Departamento de Lenguajes y Ciencias de la Computación, Universidad de Málaga, Málaga, Spain.
BMC Bioinformatics. 2010 Jan 20;11:38. doi: 10.1186/1471-2105-11-38.
High-throughput automated sequencing has enabled an exponential growth rate of sequencing data. This requires increasing sequence quality and reliability in order to avoid database contamination with artefactual sequences. The arrival of pyrosequencing enhances this problem and necessitates customisable pre-processing algorithms.
SeqTrim has been implemented both as a Web and as a standalone command line application. Already-published and newly-designed algorithms have been included to identify sequence inserts, to remove low quality, vector, adaptor, low complexity and contaminant sequences, and to detect chimeric reads. The availability of several input and output formats allows its inclusion in sequence processing workflows. Due to its specific algorithms, SeqTrim outperforms other pre-processors implemented as Web services or standalone applications. It performs equally well with sequences from EST libraries, SSH libraries, genomic DNA libraries and pyrosequencing reads and does not lead to over-trimming.
SeqTrim is an efficient pipeline designed for pre-processing of any type of sequence read, including next-generation sequencing. It is easily configurable and provides a friendly interface that allows users to know what happened with sequences at every pre-processing stage, and to verify pre-processing of an individual sequence if desired. The recommended pipeline reveals more information about each sequence than previously described pre-processors and can discard more sequencing or experimental artefacts.

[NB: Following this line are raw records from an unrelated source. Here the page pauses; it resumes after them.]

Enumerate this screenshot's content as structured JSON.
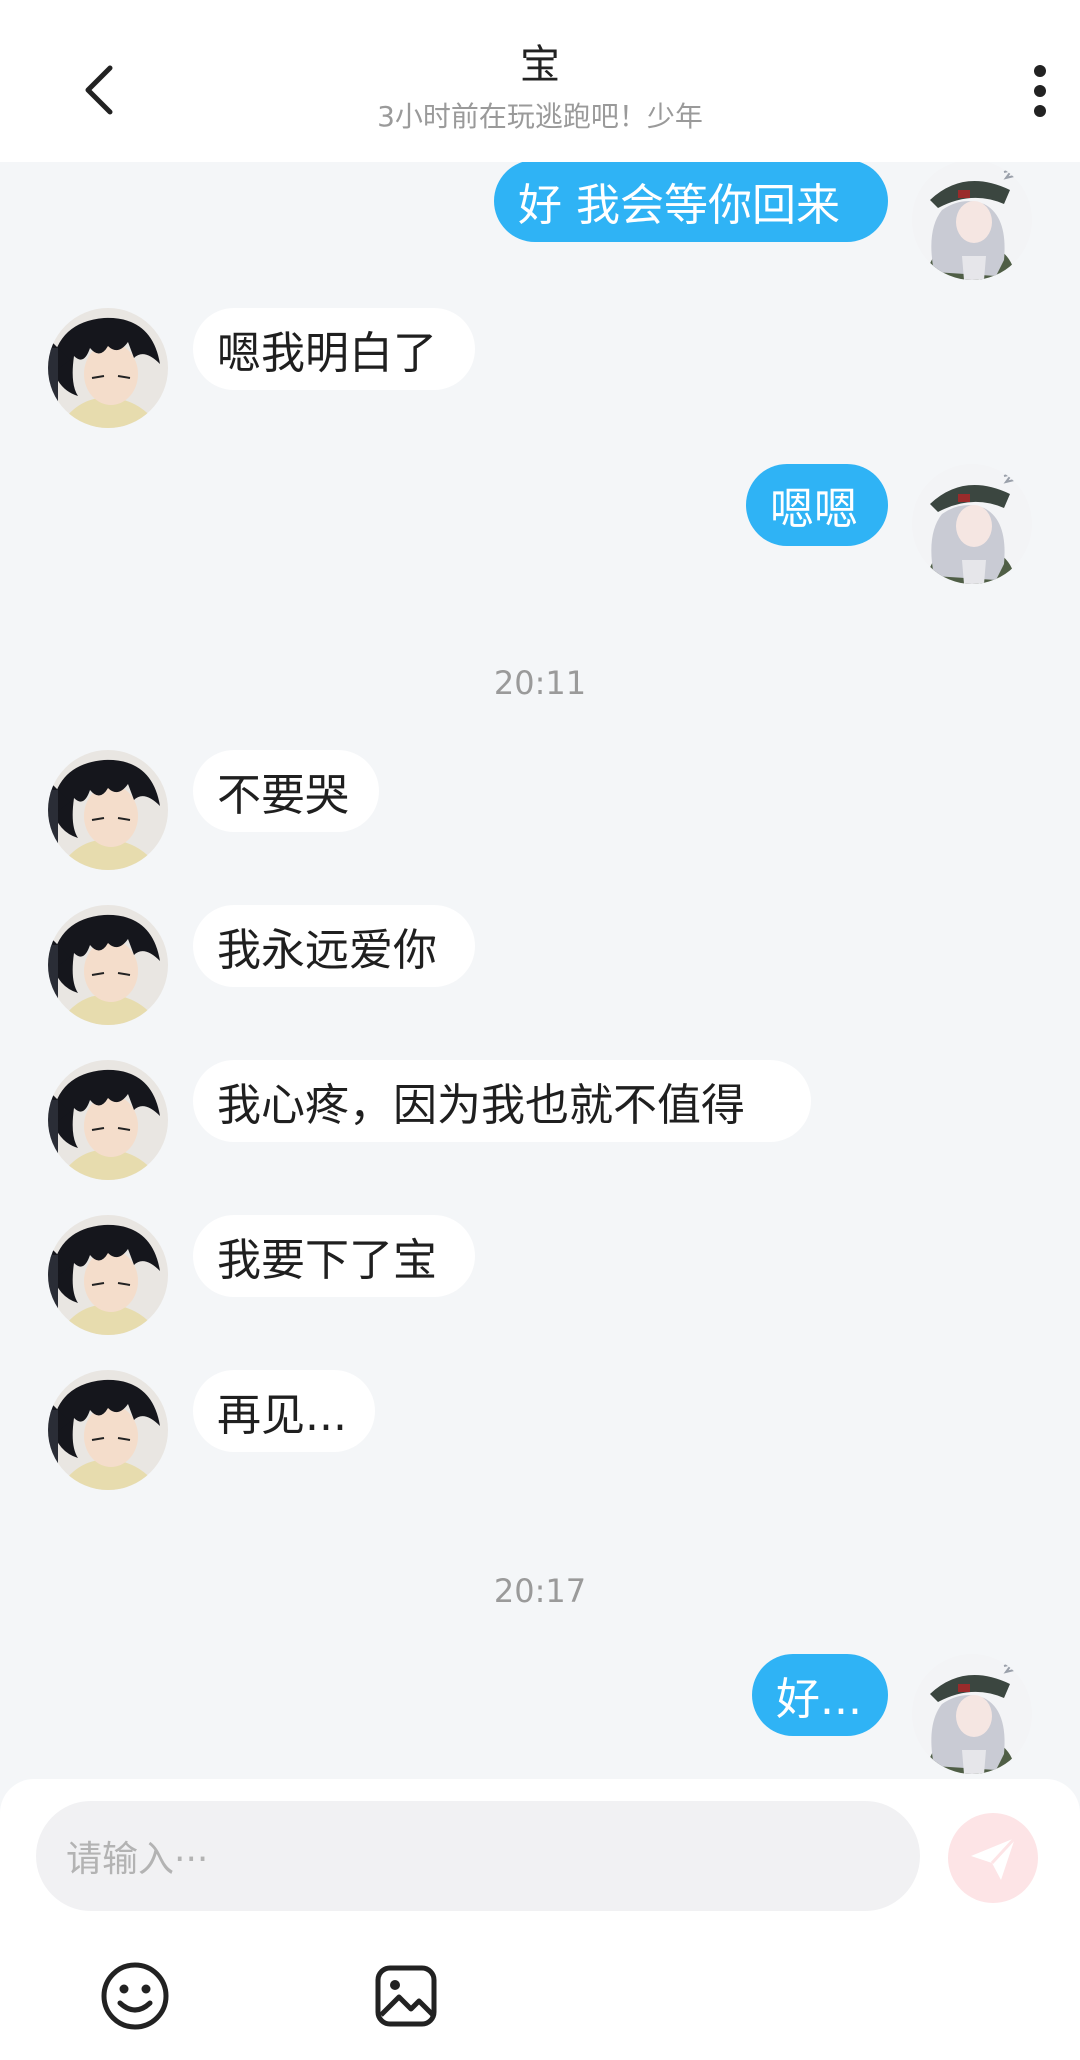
{
  "header": {
    "title": "宝",
    "subtitle": "3小时前在玩逃跑吧！少年",
    "back_icon": "chevron-left-icon",
    "more_icon": "more-vertical-icon"
  },
  "messages": [
    {
      "from": "me",
      "text": "好 我会等你回来"
    },
    {
      "from": "them",
      "text": "嗯我明白了"
    },
    {
      "from": "me",
      "text": "嗯嗯"
    },
    {
      "timestamp": "20:11"
    },
    {
      "from": "them",
      "text": "不要哭"
    },
    {
      "from": "them",
      "text": "我永远爱你"
    },
    {
      "from": "them",
      "text": "我心疼，因为我也就不值得"
    },
    {
      "from": "them",
      "text": "我要下了宝"
    },
    {
      "from": "them",
      "text": "再见..."
    },
    {
      "timestamp": "20:17"
    },
    {
      "from": "me",
      "text": "好..."
    }
  ],
  "composer": {
    "placeholder": "请输入···",
    "send_icon": "send-paper-plane-icon",
    "emoji_icon": "smiley-face-icon",
    "image_icon": "image-picture-icon"
  },
  "colors": {
    "outgoing_bubble": "#2fb3f5",
    "incoming_bubble": "#ffffff",
    "background": "#f4f6f8",
    "send_button_disabled": "#fde4e6"
  }
}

高通量自动化测序使得测序数据呈指数级增长。为了避免数据库中出现人为序列污染,需要提高序列质量和可靠性。焦磷酸测序的出现加剧了这个问题,需要可定制的预处理算法。
SeqTrim 已实现为 Web 应用程序和独立的命令行应用程序。已经包含了已发表的和新设计的算法,用于识别序列插入、去除低质量、载体、接头、低复杂度和污染物序列,并检测嵌合读取。多种输入和输出格式的可用性使其可以包含在序列处理工作流程中。由于其特定的算法,SeqTrim 优于其他作为 Web 服务或独立应用程序实现的预处理程序。它在 EST 文库、SSH 文库、基因组 DNA 文库和焦磷酸测序reads 上的性能同样出色,并且不会过度修剪。
SeqTrim 是一个高效的管道,用于预处理任何类型的序列读取,包括下一代测序。它易于配置,并提供了一个友好的界面,允许用户了解每个预处理阶段序列发生了什么,并在需要时验证单个序列的预处理。推荐的管道比以前描述的预处理程序显示了更多关于每个序列的信息,并可以丢弃更多的测序或实验伪影。